В магазине она отдала Федьку Алене, поднялась на второй этаж, в кафе, которое обнаружила еще в прошлые свои выходные, и долго сидела там над плоской керамической тарелкой с горой непонятного состава. Непонятная гора называлась «Салат «Греческий». Наверное, из-за трех черных маслин, водруженных на вершину горы. Больше ничего греческого в салате не было. Да и вообще есть расхотелось. Захотелось поплакать.
В кафе вошел мужик лет под сорок… Нет, не мужик. Господин. Сел за соседний стол, мельком глянул на Александру, отвернулся было, но тут же опять повернулся и уставился уже безотрывно. Сразу видно — не привидение. Из этих, из хозяев жизни. Чей-нибудь Хозяин. Но Александра все равно почувствовала виском лазерный прицел. Бросила полуразрушенную гору греческого салата, прихватила в бумажную салфетку ломоть яблочного пирога и, кусая его на ходу, пошла из кафе. Есть на ходу неприлично. Она никогда раньше не позволяла себе таких вольностей. Никто просто не поверил бы, что она может так себя вести…
Вот и хорошо. Это не она.
Покупки заняли не много времени. Себе она ничего не покупала, а что надо им — неизвестно, может быть, она совсем не нужное привезет. Гораздо дольше пришлось ждать такси. На стоянке табличка «Такси» была, а машин не было. От этого она тоже отвыкла. Привыкла, что если куда-то нужно съездить, — у ворот всегда ждет дежурная машина с дежурным привидением за рулем. Хотела уже тащиться с пакетами до метро, но тут на стоянку неторопливо влезла «девятка» с клетчатым маячком на крыше. Водитель лениво вылез, зевая, стал долго закрывать дверцу ключом, недовольно поглядывая на подходившую Александру.

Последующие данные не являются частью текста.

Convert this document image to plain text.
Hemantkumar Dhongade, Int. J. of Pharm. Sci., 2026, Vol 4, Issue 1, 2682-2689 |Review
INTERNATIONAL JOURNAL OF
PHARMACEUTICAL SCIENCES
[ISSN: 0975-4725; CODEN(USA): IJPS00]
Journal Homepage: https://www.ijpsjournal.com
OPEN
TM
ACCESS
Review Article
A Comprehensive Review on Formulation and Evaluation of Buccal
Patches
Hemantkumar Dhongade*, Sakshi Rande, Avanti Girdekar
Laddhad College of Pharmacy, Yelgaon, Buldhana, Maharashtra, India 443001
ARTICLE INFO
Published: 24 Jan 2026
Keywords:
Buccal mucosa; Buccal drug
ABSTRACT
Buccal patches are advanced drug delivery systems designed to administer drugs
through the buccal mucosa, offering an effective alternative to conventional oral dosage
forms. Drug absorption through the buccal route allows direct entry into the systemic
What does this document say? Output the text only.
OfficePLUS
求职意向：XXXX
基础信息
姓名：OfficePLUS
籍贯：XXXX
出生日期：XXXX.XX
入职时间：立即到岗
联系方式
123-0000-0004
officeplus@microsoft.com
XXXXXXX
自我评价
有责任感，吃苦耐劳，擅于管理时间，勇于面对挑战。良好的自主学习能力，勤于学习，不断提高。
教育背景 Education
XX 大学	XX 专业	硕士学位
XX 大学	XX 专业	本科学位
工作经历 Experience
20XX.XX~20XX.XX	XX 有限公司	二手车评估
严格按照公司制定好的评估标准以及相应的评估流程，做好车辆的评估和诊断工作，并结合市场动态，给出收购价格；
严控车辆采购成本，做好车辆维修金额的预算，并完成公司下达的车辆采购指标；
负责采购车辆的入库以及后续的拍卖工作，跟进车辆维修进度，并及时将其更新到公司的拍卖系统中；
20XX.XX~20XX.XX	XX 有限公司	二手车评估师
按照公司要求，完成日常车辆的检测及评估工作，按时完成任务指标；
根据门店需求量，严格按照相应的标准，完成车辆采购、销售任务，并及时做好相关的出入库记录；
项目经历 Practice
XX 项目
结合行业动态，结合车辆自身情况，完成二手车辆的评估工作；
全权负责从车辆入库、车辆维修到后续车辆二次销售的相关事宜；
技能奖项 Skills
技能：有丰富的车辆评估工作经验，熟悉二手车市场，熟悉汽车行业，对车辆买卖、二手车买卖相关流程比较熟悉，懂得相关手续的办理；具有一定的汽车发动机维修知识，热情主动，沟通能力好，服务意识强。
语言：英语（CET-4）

— Я есть хочу, — хмуро сообщил он, не дожидаясь, когда она что-нибудь скажет. — С утра кручусь… Да и не завтракал толком…
— Я тоже, — так же хмуро ответила она.
— Ну, вот, тогда вы должны меня понять!
— А вы — меня.
В нем, кажется, проснулся интерес. Классовая солидарность голодных. И рабов.
— У меня настроение портится, когда я голодный, — доверительно признался водитель. Вопреки сказанному, настроение у него явно улучшилось.